Tax Reform 2.0 Is Done: Passed by House, Likely Going Nowhere in the Senate
Taxes

Tax Reform 2.0 Is Done: Passed by House, Likely Going Nowhere in the Senate

Flickr/C.M. Keiner

The House on Friday passed a bill to make permanent the individual and small business tax cuts that had been set to expire after 2025 as part of the overhaul enacted late last year.

The bill, passed by a 220-191 vote, was the final piece of a three-bill package the Republicans labeled Tax Reform 2.0. The first two pieces, providing additional incentives for Americans to boost retirement savings and more tax breaks for startup businesses, were passed on Thursday.

The bill approved on Friday would extend the lower individual tax rates enacted last year as well as the larger standard deduction and child tax credit, a 20 percent deduction for pass-through income and a doubling of the estate-tax exemption. It also would lock in limits on the deductibility of state and local taxes.

Unlike last year’s tax law, some Democrats supported the two bills passed on Thursday, and three — Reps. Conor Lamb of Pennsylvania, Jacky Rosen of Nevada and Kyrsten Sinema of Arizona — joined nearly all Republicans on Friday in voting for the extension of the cuts. Sinema and Rosen are both running for Senate. Other Democrats, opposed to the legislation, warned that Republicans would use the deficit-increasing effects of their tax law as an excuse to cut Medicare and Social Security benefits in the future.

Ten Republicans from high-tax states voted against the extension because of the cap on state-and-local deductions.

The second round of tax cuts would cost $631 billion through 2028, according to Congress’ nonpartisan Joint Committee on Taxation, or $545 billion once economic feedback effects are factored in — and trillions more after that. The JCT analysis also found that, while making the tax cuts permanent would provide a modest boost to the economy after 2025, it would slow economic growth over the longer term.

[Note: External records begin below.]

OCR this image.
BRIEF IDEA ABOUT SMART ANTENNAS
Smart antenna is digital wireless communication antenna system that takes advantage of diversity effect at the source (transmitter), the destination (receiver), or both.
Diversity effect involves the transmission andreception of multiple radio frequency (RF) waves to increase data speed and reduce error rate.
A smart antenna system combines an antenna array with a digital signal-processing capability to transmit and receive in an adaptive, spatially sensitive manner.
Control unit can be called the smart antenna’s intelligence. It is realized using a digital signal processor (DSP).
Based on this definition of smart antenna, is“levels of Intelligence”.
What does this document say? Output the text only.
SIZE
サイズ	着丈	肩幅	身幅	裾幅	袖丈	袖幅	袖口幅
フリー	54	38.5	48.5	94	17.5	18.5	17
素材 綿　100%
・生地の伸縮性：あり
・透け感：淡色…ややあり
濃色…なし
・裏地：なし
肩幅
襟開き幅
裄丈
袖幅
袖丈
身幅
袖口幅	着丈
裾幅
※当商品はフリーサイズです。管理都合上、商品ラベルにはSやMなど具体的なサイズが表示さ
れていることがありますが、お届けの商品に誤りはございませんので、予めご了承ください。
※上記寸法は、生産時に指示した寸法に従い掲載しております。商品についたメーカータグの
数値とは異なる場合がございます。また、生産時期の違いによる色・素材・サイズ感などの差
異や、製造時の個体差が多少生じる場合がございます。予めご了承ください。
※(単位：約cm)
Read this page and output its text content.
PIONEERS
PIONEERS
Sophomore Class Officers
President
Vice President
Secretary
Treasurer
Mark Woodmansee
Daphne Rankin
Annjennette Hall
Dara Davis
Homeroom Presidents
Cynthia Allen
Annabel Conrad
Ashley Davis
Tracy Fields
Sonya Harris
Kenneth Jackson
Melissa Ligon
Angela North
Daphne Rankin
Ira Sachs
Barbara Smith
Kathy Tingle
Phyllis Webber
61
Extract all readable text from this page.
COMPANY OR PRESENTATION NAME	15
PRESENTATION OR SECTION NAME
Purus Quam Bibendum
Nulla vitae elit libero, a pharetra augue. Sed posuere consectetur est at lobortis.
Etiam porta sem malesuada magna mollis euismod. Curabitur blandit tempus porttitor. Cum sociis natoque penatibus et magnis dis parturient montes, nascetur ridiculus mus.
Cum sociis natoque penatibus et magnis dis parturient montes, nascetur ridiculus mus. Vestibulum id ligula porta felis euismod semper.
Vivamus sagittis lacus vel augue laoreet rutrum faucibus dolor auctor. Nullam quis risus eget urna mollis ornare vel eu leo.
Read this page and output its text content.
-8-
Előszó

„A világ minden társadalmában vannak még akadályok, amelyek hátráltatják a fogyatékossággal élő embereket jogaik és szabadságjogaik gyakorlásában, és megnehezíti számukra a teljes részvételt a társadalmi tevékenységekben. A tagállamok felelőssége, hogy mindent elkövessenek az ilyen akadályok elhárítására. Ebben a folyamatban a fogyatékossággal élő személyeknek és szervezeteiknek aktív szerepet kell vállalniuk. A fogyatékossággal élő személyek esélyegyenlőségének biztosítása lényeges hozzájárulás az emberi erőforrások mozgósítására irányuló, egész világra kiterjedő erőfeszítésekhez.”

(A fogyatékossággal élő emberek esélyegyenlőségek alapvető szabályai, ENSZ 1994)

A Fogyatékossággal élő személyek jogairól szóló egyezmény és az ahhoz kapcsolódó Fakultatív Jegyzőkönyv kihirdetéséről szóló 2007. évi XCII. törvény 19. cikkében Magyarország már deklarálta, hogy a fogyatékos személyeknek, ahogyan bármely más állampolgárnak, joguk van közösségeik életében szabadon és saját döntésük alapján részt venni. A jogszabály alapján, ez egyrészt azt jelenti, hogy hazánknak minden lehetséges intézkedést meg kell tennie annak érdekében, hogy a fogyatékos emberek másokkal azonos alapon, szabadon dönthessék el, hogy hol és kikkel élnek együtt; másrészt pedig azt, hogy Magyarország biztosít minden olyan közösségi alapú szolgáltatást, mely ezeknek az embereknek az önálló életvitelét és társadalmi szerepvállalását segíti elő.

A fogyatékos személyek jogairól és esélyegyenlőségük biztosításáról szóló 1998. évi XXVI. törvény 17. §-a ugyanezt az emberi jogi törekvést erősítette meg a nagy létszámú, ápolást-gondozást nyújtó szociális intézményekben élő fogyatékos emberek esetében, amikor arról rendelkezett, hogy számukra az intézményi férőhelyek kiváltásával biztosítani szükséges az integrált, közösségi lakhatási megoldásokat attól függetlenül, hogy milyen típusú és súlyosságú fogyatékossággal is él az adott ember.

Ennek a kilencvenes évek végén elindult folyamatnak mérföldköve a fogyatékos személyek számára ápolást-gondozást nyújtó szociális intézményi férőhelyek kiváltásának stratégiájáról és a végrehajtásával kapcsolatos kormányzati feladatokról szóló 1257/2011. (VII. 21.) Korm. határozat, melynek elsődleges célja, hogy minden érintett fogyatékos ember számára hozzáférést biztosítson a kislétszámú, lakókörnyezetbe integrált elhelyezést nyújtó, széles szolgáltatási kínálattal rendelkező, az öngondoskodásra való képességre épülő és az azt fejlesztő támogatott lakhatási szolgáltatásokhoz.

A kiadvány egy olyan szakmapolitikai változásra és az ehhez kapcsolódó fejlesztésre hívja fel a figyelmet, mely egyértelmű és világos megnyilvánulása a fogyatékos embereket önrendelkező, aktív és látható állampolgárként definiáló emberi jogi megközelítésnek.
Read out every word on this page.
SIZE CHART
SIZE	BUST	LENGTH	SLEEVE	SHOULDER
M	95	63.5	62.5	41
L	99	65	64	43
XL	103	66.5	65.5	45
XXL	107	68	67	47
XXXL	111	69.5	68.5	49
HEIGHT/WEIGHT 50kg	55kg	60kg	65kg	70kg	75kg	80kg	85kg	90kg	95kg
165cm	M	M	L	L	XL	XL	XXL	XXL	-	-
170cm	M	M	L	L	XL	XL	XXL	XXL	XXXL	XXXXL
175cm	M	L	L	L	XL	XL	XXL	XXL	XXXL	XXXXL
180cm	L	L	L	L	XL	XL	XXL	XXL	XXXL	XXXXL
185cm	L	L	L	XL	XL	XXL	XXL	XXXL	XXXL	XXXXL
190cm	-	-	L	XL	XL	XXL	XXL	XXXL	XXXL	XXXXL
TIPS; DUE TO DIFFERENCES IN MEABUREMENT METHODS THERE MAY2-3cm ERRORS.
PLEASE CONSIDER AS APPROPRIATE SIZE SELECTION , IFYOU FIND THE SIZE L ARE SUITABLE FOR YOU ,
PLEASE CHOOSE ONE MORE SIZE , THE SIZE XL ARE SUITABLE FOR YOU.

Why it matters: The Senate has no plans to vote on the Tax Reform 2.0 package, meaning that the House votes are mostly about pre-election messaging — and after the tax bill was passed Friday, House Republicans canceled October votes and went into recess until November 13, allowing candidates more time to campaign. Election season is in full swing now. Still, Democratic support for the retirement savings and startup bills suggest that there’s room for lawmakers to advance those pieces of legislation in the future. “We’ve always looked at it as part of a longer game,” Brad Close, senior vice president of public policy and advocacy for the National Federation of Independent Business, told Politico. “Let’s see where the lame duck goes. I think a lot of it depends on how the election goes.”